L Catterton starts India unit with ex-Unilever veteran Sanjiv Mehta. The firm is launching a new vehicle to invest in Indian consumer-sector companies as it increases the focus on the fastest-growing major economy in the world. Mehta will be the executive chairman of India for the vehicle and will also be involved with the firm’s other global funds.

A Swiss watchmaker with deep ties to India is back from the dead — again. Favre Leuba plans to unveil more than two dozen timepieces later this year, priced as much as 24,000 Swiss francs ($26,489). The launch is part of a brand relaunch that seeks to expand the Swiss pioneer’s appeal beyond its majority Indian consumer base.

Copenhagen becomes the highest-profile fashion week to ban exotic skins. Copenhagen Fashion Week will work closely with brands to help them meet the new requirements, providing webinars and other support. The new standards will come into effect from the start of next year.

THE BUSINESS OF BEAUTY

An image of skincare products.
(Courtesy)

Allies Of Skin secures $20 million investment. The funds earmarked for a wide US expansion of the premium skincare label. It’s the brand’s first institutional raise, having previously taken investment from private investors.

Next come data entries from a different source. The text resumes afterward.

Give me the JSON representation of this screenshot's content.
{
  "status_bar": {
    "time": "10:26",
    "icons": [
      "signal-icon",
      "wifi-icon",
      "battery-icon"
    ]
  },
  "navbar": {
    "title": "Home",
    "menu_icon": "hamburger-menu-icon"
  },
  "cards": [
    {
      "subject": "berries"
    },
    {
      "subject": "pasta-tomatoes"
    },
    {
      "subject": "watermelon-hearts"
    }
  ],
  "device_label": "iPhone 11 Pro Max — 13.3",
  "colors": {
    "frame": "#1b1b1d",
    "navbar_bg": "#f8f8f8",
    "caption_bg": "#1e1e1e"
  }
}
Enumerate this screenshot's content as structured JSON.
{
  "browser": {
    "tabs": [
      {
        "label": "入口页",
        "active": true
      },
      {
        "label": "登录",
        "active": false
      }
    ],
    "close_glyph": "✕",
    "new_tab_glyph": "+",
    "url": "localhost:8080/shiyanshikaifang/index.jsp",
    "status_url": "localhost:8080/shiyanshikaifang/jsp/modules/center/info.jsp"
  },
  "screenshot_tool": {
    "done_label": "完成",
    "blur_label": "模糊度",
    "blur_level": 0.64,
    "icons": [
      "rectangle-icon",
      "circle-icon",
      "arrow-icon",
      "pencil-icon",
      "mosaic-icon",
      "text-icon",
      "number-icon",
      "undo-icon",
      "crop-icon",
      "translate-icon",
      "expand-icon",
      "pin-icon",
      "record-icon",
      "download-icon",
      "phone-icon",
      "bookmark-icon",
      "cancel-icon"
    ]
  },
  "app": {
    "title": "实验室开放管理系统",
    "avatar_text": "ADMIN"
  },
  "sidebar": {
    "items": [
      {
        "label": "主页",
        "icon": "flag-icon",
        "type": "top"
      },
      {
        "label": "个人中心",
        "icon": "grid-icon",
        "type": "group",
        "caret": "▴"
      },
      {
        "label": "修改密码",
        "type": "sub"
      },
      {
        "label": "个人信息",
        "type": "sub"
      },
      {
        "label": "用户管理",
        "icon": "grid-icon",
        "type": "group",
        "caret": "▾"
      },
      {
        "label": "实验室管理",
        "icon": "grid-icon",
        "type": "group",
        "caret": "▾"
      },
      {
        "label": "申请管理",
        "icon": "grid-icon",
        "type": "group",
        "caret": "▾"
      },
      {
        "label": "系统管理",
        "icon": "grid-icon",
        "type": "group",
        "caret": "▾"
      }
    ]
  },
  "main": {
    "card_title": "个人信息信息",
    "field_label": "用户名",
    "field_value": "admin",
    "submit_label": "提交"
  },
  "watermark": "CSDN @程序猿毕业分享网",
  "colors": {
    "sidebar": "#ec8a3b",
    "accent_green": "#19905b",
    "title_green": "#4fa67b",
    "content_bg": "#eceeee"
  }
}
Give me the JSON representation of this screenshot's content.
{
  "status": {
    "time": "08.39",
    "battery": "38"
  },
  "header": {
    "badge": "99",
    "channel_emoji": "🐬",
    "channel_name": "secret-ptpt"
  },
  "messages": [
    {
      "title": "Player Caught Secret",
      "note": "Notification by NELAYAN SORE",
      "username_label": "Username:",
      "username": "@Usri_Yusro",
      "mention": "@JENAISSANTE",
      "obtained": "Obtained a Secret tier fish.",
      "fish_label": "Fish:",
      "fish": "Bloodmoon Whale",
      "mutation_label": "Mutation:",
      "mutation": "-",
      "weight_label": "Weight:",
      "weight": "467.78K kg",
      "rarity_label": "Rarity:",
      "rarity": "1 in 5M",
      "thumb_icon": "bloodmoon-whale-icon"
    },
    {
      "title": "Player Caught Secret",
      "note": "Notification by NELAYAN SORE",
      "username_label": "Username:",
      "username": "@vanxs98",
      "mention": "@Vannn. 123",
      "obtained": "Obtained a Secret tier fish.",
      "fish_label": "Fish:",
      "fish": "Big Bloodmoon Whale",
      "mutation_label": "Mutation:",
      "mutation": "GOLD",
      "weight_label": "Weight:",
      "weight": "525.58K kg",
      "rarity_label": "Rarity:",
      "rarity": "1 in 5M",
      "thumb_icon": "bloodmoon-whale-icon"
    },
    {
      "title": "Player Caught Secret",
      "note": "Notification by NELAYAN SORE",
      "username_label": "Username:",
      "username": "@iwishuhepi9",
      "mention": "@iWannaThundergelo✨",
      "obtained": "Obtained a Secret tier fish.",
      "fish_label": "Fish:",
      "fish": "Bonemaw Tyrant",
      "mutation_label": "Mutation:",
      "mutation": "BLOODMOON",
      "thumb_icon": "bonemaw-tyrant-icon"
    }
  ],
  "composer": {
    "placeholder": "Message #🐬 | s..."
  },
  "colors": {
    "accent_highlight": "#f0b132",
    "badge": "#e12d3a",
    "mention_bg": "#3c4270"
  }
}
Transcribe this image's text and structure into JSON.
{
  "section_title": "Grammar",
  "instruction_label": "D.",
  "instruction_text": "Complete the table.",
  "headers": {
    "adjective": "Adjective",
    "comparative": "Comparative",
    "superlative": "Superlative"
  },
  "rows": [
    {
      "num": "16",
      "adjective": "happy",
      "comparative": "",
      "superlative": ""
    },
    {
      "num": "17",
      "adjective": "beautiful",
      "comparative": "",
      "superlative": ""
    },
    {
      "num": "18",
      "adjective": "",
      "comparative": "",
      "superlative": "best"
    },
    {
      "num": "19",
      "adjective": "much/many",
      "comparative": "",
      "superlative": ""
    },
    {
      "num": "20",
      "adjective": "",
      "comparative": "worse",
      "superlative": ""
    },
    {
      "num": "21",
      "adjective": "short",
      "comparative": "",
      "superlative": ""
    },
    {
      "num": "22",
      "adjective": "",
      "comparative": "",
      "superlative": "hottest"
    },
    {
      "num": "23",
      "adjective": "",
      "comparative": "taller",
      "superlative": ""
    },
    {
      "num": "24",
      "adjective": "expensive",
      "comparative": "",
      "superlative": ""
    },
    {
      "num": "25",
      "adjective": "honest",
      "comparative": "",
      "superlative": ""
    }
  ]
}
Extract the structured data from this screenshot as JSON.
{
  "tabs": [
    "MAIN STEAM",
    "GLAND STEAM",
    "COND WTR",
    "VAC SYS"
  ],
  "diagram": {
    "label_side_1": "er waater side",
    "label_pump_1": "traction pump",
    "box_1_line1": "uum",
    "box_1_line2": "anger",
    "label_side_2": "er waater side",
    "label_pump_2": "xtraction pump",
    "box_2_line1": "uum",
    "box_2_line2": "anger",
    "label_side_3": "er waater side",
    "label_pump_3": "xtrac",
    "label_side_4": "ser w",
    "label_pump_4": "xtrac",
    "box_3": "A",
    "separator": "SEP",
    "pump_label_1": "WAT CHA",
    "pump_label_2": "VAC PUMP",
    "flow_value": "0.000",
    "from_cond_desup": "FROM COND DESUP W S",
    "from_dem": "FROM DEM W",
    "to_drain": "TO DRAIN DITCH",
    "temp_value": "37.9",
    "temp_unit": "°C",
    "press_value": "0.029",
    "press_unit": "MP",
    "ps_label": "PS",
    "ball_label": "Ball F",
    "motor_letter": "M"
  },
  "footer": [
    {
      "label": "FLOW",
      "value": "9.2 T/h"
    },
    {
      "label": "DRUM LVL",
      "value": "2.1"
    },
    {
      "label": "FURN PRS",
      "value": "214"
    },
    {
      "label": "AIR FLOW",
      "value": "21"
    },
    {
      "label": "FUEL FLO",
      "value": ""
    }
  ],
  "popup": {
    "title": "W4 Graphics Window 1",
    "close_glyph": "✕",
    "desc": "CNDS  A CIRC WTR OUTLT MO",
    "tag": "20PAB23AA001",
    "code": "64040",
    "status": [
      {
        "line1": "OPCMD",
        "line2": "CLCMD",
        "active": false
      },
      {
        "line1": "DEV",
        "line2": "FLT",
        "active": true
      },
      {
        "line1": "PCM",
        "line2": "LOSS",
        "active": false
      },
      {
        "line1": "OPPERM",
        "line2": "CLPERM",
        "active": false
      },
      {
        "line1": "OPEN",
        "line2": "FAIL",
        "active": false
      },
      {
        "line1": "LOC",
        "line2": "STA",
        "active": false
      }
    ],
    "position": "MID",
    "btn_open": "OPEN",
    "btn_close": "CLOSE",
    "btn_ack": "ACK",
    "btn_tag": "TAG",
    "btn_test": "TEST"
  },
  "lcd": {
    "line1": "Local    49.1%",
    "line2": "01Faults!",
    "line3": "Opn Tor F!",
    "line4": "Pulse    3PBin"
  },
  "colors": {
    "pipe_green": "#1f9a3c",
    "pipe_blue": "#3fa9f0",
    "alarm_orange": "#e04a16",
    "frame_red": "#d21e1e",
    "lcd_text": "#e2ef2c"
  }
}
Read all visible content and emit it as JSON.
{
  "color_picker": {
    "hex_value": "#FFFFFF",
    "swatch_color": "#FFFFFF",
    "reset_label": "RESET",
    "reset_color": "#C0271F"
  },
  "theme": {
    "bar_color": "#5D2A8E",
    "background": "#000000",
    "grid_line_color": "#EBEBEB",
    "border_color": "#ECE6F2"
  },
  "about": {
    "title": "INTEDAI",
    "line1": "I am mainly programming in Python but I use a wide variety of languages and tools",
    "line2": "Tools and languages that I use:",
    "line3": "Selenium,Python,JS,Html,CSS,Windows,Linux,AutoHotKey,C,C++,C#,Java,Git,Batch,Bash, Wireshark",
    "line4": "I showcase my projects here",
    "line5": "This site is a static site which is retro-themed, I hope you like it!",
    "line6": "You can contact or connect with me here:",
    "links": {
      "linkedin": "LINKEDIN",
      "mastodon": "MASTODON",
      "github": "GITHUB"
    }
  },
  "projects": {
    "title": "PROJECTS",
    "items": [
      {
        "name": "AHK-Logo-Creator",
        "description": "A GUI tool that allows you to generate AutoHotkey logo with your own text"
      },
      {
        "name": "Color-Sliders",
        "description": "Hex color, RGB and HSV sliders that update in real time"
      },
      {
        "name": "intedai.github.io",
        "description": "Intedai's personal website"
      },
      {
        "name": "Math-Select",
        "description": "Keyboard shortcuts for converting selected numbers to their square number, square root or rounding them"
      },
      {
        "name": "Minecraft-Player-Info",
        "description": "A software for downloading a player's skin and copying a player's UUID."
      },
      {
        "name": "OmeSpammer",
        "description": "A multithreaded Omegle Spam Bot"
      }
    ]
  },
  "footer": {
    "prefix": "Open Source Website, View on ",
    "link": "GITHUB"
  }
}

Lana Del Rey’s makeup artist Etienne Ortega unveils beauty brand. Ranging from $16 to $22, prices are meant to be on the lower end of prestige makeup to cover the cost of ingredients. Miami-based investor Eric Kaufman will serve as the line’s chief executive. Ortega will be focused on product development as the brand’s creative director.

PEOPLE

Alessandro Michele has been named Valentino's new creative director.
(Valentino)

Alessandro Michele named Valentino creative director. The former Gucci designer’s first show for Valentino will take place during Paris Fashion Week in September. Michele succeeds Pierpaolo Piccioli who held the role of creative director for 8 years.

MEDIA AND TECHNOLOGY

Karlie Kloss is buying i-D magazine under the umbrella of her new company, Bedford Media.
(Jared Kocka)

Karlie Kloss and Joshua Kushner announce plans to revive Life magazine. Kloss and Kushner’s Bedford Media is bringing the iconic magazine back to print and digital as part of an agreement with Dotdash Meredith. Bedford Media will manage the magazine’s operations, including editorial strategy, revenue and media endeavours.